Robin Ann Graham

Robin Ann Graham was born on the 22nd June, 1952 in Los Angeles, America. She was the daughter of Marvin and Beverly Graham, and had grown up on Lemoyne Street in the Echo Park neighbourhood of Los Angeles. In June 1970, Robin had graduated from John Marshall High School and was attending college at Pierce College in Woodland Hills. Robin was also working part-time at Pier 1 Imports in Hollywood.

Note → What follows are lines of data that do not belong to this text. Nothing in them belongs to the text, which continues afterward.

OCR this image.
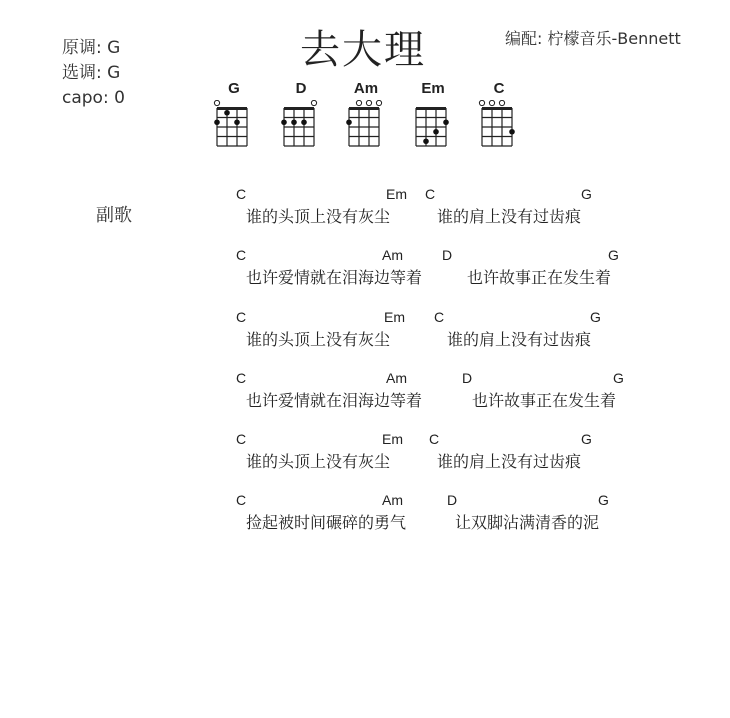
原调: G
选调: G
capo: 0
去大理	编配: 柠檬音乐-Bennett
G	D	Am	Em	C
副歌
C	Em C	G
谁的头顶上没有灰尘	谁的肩上没有过齿痕
C	Am	D	G
也许爱情就在泪海边等着	也许故事正在发生着
C	Em C	G
谁的头顶上没有灰尘	谁的肩上没有过齿痕
C	Am	D	G
也许爱情就在泪海边等着	也许故事正在发生着
C	Em C	G
谁的头顶上没有灰尘	谁的肩上没有过齿痕
C	Am	D	G
捡起被时间碾碎的勇气	让双脚沾满清香的泥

At approximately 2am on 15th November, 1970, Robin, 18 at the time, was seen by California Highway Patrol officers. She was on the shoulder of the southbound Hollywood Freeway, where her car had run out of gas. Earlier in the night, Robin has used a callbox to ask a patrol officer to let her parents know that she had run out of gas. This information was given to Robin’s younger sister, who then relayed the information to Robin’s parents when they arrived home at 2:30am. When her parents got to the site, Robin was nowhere to be seen. Her car was locked, and there was no note on the car.

Robin Ann Graham

Highway Patrol officers had spoken to Robin previously, but they stopped once they saw a dark-haired white male was with Robin. The male was estimated to be in his mid-twenties, about 5″8′ (172cm) and he drove a late 1950s model Chevrolet Corvette C1, pale blue or green with primer. The mas was wearing bell-bottom trousers and a white turtleneck. The patrol officers assumed that the man with Robin was the help that she had called for, and did not speak to her, or the man. This man has never been identified.

At the time, the patrol officers were acting in line with policy. However, after this case went public, the California Highway Patrol changed their policy to ensure the safety of stranded female motorists.

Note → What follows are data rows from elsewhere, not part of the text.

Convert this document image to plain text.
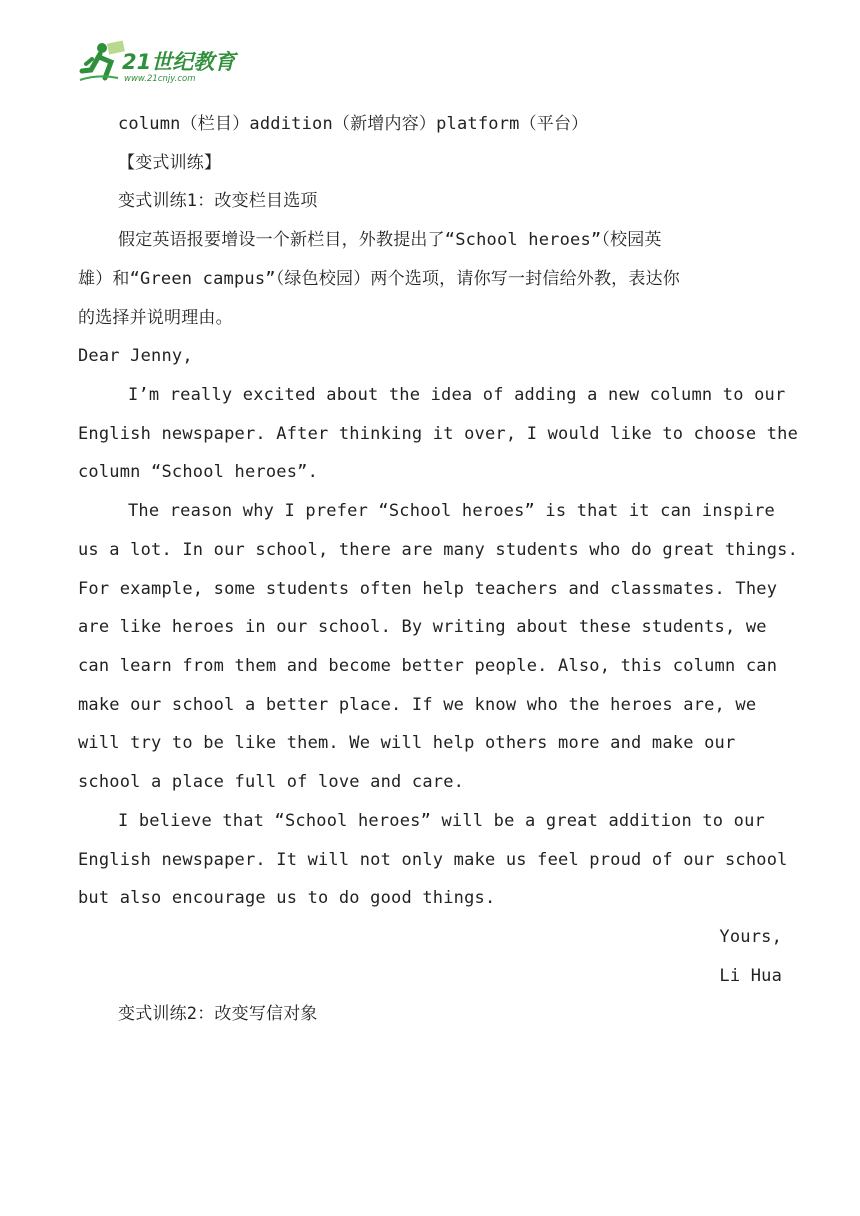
21世纪教育
www.21cnjy.com

column（栏目）addition（新增内容）platform（平台）

【变式训练】

变式训练1：改变栏目选项

假定英语报要增设一个新栏目，外教提出了“School heroes”（校园英

雄）和“Green campus”（绿色校园）两个选项，请你写一封信给外教，表达你

的选择并说明理由。

Dear Jenny,

I’m really excited about the idea of adding a new column to our

English newspaper. After thinking it over, I would like to choose the

column “School heroes”.

The reason why I prefer “School heroes” is that it can inspire

us a lot. In our school, there are many students who do great things.

For example, some students often help teachers and classmates. They

are like heroes in our school. By writing about these students, we

can learn from them and become better people. Also, this column can

make our school a better place. If we know who the heroes are, we

will try to be like them. We will help others more and make our

school a place full of love and care.

I believe that “School heroes” will be a great addition to our

English newspaper. It will not only make us feel proud of our school

but also encourage us to do good things.

Yours,

Li Hua

变式训练2：改变写信对象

Robin had been out with her friends the night before, and after dropping off one of her girlfriends, Robin was dropped off herself in the Pier 1 imports car park at around 1:45am. Her car then ran out of gas, and she was stranded on the shoulder of the southbound Hollywood Freeway.

Initially, it was reported that Robin had left in the Corvette voluntarily, but after being questioned the Highway Patrol officer who made that report admitted that he saw Robin in the company of the man, but he did not see them leave together.

Robin’s case was handled by the Rampart Division of the LAPD, and they thought that her case was linked to three other disappearances that had happened over the past 2 years. Rose Tashman, a student, disappeared after having a flat tyre on the Hollywood Freeway, just a few miles away from where Robin was last seen. Cindy Lee Mellin, whose car was also found with a flat tyre, disappeared on 20th January 1970. None of this women have ever been found.

The Los Angeles Times did a newspaper article in 1987 about the disappearance, and one women wrote in and said that had also been stranded on the road, and that a man in a Corvette approached her, claiming to be an off-duty detective, and offered her a ride home. The women denied the ride home, and it is unknown if this was the same man who approached Robin.

In 1987, an Ad appeared in the Los Angeles Times, that read:

Dearest Robin,

You ran out of gas on a Hollywood Freeway. A man in a corvette pulled over to help. You’ve not been seen since. You’ve been missing 17 years, but it’s always just yesterday.

Still looking for you,


This Ad was later found to be by Al Medrano, a friend who was still living in the neighbourhood. He simply wanted to put the Ad out so that he could express that Robin had not been forgotten.

As of 2021, Robin’s case remains open but unresolved. Sadly, both of her parents have passed away without knowing what happened to their daughter, and it seems as though we will never get any real closure to this case.

Who was the man with Robin that night? Is Robin’s disappearance linked to those of other girls’, or was this something different? And why, after 50 years, are we still no closer to finding Robin?